As you are probably aware you can do this in later versions using row_number very straightforwardly.
delete t from
(select ROW_NUMBER() over (order by data) r from table1) t
where r in (2,5,6)
Even without that it is possible to use the undocumented %%LOCKRES%% function to differentiate between 2 identical rows
SELECT data,%%LOCKRES%%
FROM dbo.table1`
I don't think that's available in SQL Server 2000 though.
In SQL Sets don't have order but cursors do so you could use something like the below. NB: I was expecting to be able to use DELETE ... WHERE CURRENT OF but that relies on a PK so the code to delete a row is not as simple as I was hoping for.
In the event that the data to be deleted is a duplicate then there is no guarantee that it will delete the same row as CURRENT OF would have. However in this eventuality the ordering of the tied rows is arbitrary anyway so whichever row is deleted could equally well have been given that row number in the cursor ordering.
DECLARE #RowsToDelete TABLE
(
rowidx INT PRIMARY KEY
)
INSERT INTO #RowsToDelete SELECT 2 UNION SELECT 5 UNION SELECT 6
DECLARE #PrevRowIdx int
DECLARE #CurrentRowIdx int
DECLARE #Offset int
SET #CurrentRowIdx = 1
DECLARE #data int
DECLARE ordered_cursor SCROLL CURSOR FOR
SELECT data
FROM dbo.table1
ORDER BY data
OPEN ordered_cursor
FETCH NEXT FROM ordered_cursor INTO #data
WHILE EXISTS(SELECT * FROM #RowsToDelete)
BEGIN
SET #PrevRowIdx = #CurrentRowIdx
SET #CurrentRowIdx = (SELECT TOP 1 rowidx FROM #RowsToDelete ORDER BY rowidx)
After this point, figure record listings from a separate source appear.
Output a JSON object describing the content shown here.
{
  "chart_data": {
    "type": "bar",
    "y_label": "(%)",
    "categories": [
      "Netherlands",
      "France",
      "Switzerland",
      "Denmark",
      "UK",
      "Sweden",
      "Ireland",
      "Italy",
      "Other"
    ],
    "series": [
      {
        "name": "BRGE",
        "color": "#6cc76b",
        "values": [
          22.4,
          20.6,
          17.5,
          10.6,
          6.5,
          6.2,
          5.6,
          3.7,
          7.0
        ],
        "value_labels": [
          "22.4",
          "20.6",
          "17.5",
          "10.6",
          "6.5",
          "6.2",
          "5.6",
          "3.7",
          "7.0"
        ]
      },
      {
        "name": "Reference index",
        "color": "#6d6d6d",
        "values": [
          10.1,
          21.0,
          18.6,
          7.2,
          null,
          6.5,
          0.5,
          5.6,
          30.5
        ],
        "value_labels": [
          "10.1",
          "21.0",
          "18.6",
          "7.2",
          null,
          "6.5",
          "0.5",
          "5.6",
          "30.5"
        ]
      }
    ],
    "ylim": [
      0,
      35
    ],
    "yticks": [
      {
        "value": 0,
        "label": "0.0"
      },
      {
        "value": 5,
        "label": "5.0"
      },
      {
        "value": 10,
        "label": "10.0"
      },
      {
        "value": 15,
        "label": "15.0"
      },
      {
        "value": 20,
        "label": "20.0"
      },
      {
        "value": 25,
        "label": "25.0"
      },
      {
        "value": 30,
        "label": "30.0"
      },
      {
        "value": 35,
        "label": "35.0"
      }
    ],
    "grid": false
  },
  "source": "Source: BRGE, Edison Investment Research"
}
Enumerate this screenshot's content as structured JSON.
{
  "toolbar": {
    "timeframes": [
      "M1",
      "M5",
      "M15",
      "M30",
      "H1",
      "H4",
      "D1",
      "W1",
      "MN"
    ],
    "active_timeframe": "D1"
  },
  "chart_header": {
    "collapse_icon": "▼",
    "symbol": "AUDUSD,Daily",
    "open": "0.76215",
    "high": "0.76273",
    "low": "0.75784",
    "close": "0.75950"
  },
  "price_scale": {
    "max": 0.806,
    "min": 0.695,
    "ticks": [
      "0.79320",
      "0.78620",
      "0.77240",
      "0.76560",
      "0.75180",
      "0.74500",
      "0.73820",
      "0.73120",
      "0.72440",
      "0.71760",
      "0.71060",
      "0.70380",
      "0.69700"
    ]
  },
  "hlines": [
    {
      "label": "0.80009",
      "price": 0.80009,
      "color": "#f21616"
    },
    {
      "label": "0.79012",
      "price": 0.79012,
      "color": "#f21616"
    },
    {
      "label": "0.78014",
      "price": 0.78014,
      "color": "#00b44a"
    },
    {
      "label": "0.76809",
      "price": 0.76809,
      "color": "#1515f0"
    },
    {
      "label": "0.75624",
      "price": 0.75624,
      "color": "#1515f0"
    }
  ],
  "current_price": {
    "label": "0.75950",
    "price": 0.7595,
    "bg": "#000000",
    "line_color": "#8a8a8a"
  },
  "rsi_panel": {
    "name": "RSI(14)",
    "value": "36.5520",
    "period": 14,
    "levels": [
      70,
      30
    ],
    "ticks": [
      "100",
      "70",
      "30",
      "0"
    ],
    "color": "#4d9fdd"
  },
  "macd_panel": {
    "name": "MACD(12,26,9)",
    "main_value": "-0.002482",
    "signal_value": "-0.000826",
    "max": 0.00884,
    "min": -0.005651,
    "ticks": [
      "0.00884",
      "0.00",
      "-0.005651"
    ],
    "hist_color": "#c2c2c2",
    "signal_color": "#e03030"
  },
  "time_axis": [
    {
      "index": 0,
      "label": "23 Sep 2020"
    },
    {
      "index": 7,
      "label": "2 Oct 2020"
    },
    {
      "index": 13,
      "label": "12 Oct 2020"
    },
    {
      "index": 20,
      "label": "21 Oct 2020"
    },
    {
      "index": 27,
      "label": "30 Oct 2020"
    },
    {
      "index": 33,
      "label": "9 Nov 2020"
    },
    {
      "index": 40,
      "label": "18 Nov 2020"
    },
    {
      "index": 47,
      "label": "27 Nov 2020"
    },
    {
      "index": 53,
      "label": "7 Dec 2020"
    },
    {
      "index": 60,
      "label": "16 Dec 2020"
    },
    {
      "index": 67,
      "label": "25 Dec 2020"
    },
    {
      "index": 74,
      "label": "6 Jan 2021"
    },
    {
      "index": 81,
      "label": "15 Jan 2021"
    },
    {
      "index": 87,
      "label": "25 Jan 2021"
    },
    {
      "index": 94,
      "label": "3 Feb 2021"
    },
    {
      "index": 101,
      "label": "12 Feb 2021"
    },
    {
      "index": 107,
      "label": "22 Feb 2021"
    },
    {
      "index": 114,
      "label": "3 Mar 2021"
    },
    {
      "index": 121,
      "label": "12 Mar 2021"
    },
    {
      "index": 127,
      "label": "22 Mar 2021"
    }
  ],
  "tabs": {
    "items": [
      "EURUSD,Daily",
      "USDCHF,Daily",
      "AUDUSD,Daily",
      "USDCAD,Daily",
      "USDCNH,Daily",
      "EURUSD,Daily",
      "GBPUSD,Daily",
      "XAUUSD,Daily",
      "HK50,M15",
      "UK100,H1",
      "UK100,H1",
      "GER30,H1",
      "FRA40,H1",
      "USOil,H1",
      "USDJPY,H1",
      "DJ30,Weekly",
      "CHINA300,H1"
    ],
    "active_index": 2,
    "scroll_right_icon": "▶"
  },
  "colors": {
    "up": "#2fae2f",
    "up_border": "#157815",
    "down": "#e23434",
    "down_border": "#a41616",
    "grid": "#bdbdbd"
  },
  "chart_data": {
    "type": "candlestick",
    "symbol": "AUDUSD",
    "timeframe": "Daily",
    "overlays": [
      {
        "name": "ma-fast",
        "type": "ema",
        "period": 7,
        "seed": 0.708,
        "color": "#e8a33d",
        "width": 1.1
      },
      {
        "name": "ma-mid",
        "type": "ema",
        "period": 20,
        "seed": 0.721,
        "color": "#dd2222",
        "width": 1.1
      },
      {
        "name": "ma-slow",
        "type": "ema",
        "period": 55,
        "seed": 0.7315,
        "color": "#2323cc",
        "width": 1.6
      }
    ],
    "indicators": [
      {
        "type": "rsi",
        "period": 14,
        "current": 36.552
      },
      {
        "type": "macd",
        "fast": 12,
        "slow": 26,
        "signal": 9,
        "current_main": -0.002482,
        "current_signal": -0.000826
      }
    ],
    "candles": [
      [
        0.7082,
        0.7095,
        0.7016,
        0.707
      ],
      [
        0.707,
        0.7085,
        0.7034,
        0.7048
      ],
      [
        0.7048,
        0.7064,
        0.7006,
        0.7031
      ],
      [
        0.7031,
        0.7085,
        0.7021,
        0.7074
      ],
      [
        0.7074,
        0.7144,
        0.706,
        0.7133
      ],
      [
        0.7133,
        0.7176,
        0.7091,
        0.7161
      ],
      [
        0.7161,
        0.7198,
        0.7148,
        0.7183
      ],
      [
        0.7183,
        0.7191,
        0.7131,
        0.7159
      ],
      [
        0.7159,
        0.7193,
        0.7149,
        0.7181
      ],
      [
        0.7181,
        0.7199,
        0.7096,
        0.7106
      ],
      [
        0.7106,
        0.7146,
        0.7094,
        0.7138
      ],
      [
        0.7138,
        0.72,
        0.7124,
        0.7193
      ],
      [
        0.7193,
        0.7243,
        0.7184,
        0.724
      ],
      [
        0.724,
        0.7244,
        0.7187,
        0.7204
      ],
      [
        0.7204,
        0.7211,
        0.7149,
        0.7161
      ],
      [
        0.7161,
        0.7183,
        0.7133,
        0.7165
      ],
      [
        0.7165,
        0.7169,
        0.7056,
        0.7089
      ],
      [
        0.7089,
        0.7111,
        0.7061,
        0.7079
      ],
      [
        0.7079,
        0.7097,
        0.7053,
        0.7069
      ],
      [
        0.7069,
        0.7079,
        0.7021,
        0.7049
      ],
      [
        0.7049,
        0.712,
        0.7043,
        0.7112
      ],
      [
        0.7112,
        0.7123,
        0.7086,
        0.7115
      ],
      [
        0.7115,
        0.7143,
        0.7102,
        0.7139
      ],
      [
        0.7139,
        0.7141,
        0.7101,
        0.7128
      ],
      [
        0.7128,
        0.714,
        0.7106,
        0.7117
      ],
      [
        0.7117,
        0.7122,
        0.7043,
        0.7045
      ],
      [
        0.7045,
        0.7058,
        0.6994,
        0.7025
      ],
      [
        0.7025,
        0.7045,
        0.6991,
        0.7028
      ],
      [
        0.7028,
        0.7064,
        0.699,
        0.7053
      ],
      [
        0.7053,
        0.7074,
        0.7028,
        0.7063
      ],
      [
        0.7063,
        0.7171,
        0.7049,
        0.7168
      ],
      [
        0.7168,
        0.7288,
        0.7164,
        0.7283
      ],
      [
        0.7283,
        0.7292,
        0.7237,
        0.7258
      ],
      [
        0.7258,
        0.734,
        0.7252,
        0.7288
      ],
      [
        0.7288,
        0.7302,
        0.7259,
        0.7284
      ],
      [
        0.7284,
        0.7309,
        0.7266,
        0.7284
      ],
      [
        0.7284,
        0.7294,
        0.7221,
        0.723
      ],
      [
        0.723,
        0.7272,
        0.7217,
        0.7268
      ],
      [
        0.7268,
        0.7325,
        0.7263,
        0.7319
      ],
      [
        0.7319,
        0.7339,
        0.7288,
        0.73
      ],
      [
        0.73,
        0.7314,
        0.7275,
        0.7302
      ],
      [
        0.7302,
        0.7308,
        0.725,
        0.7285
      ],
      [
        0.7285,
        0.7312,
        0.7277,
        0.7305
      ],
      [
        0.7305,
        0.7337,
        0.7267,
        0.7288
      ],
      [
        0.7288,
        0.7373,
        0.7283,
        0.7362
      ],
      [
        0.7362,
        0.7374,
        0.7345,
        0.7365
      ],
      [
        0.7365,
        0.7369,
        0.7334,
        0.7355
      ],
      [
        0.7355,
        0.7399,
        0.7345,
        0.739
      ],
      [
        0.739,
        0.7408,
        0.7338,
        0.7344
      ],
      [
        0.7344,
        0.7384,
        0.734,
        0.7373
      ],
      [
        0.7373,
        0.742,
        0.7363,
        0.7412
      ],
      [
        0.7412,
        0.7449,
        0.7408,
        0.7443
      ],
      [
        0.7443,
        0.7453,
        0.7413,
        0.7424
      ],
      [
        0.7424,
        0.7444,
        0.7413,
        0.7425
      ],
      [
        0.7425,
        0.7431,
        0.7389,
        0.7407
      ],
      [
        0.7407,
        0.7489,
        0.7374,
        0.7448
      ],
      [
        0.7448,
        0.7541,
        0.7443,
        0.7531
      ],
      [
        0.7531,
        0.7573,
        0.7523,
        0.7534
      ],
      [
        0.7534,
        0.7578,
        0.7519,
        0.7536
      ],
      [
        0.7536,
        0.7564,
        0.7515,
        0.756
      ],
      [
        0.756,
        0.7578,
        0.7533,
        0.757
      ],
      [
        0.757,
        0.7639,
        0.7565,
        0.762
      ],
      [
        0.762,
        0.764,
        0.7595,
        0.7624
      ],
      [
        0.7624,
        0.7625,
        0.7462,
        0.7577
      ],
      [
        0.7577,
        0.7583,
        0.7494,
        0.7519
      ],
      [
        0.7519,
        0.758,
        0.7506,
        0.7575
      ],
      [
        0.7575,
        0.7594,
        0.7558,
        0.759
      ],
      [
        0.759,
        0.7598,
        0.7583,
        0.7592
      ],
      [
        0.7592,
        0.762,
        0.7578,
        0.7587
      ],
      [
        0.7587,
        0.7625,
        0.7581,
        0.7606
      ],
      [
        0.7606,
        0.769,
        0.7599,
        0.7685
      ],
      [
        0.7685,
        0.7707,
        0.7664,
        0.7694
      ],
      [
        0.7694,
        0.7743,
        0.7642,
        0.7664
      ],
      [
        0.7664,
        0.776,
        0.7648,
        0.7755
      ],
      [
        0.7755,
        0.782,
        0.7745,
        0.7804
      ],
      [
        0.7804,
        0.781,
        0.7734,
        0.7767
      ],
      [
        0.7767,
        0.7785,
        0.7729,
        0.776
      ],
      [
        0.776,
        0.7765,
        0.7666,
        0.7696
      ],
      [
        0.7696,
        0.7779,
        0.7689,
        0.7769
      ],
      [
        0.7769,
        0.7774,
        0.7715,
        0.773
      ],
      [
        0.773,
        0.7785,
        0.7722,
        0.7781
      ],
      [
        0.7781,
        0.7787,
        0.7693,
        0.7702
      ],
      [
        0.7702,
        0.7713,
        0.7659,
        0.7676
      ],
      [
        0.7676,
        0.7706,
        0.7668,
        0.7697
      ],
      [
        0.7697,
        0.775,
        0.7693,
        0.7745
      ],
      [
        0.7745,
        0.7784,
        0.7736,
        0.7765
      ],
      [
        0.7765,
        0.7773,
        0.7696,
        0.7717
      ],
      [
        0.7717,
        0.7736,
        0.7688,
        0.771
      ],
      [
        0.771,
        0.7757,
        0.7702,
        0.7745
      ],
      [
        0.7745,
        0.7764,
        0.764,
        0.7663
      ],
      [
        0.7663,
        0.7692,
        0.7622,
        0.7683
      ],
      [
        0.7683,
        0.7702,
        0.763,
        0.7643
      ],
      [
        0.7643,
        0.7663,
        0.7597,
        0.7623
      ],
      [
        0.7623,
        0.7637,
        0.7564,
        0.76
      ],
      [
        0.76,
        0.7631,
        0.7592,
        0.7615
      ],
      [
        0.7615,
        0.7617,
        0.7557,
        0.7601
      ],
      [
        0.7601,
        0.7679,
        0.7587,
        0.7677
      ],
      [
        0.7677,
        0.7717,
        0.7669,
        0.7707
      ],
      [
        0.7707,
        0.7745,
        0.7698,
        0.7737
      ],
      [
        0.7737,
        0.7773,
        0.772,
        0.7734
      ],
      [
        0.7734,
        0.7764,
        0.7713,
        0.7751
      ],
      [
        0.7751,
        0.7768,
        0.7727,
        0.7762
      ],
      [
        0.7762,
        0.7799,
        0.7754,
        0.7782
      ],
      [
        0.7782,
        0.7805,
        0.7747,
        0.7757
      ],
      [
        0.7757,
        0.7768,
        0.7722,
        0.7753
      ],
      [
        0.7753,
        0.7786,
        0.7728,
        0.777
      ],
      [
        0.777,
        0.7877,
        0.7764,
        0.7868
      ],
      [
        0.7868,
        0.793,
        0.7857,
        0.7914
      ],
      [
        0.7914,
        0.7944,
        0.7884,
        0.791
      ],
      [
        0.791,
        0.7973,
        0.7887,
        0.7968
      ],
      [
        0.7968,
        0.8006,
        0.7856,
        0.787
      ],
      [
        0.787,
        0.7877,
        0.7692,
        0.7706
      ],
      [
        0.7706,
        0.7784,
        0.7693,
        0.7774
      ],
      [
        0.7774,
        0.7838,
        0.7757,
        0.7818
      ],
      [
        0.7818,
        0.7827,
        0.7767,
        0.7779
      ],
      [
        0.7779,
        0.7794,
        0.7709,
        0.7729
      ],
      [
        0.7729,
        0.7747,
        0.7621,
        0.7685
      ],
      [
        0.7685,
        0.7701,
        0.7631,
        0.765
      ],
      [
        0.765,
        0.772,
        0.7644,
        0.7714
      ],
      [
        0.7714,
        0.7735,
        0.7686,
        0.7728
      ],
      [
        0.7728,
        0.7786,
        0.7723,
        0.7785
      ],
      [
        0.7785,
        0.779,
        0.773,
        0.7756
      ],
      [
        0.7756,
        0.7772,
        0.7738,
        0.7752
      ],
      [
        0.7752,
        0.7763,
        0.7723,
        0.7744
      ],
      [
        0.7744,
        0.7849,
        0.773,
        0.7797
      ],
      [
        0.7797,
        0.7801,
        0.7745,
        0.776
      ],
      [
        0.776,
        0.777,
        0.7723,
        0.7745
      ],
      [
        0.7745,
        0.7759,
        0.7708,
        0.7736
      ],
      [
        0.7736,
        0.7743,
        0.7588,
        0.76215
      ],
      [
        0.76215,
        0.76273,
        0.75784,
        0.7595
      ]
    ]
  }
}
SET #Offset = #CurrentRowIdx - #PrevRowIdx
DELETE FROM #RowsToDelete WHERE rowidx = #CurrentRowIdx
FETCH RELATIVE #Offset FROM ordered_cursor INTO #data
/*Can't use DELETE ... WHERE CURRENT OF as here that requires a PK*/
SET ROWCOUNT 1
DELETE FROM dbo.table1 WHERE (data=#data OR data IS NULL OR #data IS NULL)
SET ROWCOUNT 0
END
CLOSE ordered_cursor
DEALLOCATE ordered_cursor
To perform any action on a set of rows (such as deleting them), you need to know what identifies those rows.
So, you have to come up with criteria that identifies the rows you want to delete.
Providing a toy example, like the one above, is not particularly useful.
You plan ahead and if you anticipate this is possible you add a surrogate key column or some such.
In general you make sure you don't create tables without PK's.
It's like asking "Say I don't look both directions before crossing the road and I step in front of a bus."